Last night I watched the film “La La Land.” If you haven’t seen it, it’s about a young would-be starlet and a frustrated jazz pianist whose lives cross paths in modern-day Hollywood. The character Mia, played by the lovely Emma Stone, spends much of her time going to auditions for film and television roles. She goes from call to call, standing in front of indifferent casting directors who look less than interested in listening to her recite her lines. Or even in looking at her at all.

The movie was pretty good (the music was amazing), but what I came away with was something a little different – the overwhelming feeling that, I too, was going on casting calls in my job search. Every time I complete a job application or submit my resume, I am hoping for a call or email asking for more – more of me, more of my background, more of my job experience.

Each interview I go on (or phone in for), is that casting call.
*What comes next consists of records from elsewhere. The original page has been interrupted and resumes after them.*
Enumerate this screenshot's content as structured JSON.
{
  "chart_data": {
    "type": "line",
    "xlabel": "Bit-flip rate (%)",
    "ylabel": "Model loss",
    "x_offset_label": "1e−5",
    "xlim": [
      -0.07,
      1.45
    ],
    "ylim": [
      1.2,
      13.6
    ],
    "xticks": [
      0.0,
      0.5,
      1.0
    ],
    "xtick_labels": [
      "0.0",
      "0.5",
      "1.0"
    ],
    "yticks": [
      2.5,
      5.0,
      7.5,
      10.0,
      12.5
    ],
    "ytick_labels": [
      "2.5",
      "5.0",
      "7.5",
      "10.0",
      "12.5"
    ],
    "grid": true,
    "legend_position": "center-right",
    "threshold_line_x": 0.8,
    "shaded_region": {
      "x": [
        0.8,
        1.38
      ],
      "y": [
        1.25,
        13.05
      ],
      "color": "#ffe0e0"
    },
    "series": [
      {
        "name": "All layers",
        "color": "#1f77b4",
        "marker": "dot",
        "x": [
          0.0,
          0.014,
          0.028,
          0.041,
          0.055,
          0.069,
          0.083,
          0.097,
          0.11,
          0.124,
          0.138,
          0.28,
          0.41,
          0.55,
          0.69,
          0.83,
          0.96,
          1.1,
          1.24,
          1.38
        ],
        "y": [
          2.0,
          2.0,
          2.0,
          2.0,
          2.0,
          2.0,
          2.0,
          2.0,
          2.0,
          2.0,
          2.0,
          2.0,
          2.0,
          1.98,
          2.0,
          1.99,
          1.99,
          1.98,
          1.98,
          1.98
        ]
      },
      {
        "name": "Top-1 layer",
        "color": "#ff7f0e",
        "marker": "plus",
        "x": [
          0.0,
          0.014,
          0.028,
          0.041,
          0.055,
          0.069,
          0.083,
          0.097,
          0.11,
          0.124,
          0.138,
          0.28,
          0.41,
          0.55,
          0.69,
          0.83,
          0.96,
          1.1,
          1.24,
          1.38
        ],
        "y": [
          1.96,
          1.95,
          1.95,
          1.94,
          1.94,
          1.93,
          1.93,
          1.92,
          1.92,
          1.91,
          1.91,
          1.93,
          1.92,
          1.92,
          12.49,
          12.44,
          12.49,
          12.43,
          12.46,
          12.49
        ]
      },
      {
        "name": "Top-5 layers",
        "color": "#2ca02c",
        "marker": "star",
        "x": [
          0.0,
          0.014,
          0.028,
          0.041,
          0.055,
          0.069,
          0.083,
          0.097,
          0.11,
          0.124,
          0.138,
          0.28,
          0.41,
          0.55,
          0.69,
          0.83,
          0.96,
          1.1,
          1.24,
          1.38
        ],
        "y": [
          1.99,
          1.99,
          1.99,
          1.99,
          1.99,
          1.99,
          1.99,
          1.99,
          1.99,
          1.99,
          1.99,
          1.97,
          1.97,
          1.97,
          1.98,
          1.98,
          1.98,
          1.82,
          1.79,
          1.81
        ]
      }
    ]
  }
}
Will they like me? Will I say the right thing? Does my resume match their needs? It’s excruciating.  I can’t even imagine what actors go through, having to add on a headshot and physical analysis to each audition. No, thank you.

Even waiting for the interview to start or for the recruiter to call for your scheduled phone interview is anxiety inducing. Check my watch, check my phone clock, check my email to confirm (again) that I have the time right. I always try to schedule interviews for late morning or early afternoon. Too early and I am not fully with it…too late and I am sleepy and cranky from waiting all day.

It’s all an awkwardly choreographed dance.

And then after the initial interview, having to wait and wait and wait for a call or email letting you know you are headed to the next interview (or they are not interested in you at all) is rough. I interviewed with a company at the end of August and never heard back from them after the in-person interview. I checked my email religiously for days after. Nothing. Emailed the recruiter again. Nothin. I held out a teeny-tiny hope that they would still call…but no. They never did.

It’s pretty unbearable putting yourself out their like this – Do you like me? Check Yes or No.

So at 11am when I had yet another phone interview, I couldn’t help but feel the familiar anxiety of “will they like me?” But they did and the recruiter wants to send me to the next round of interviews. Fingers crossed. 

I’ve been doing the job search shuffle for three months now…it’s getting old. I don’t know how actors do this.

At least I can cross one occupation off my list.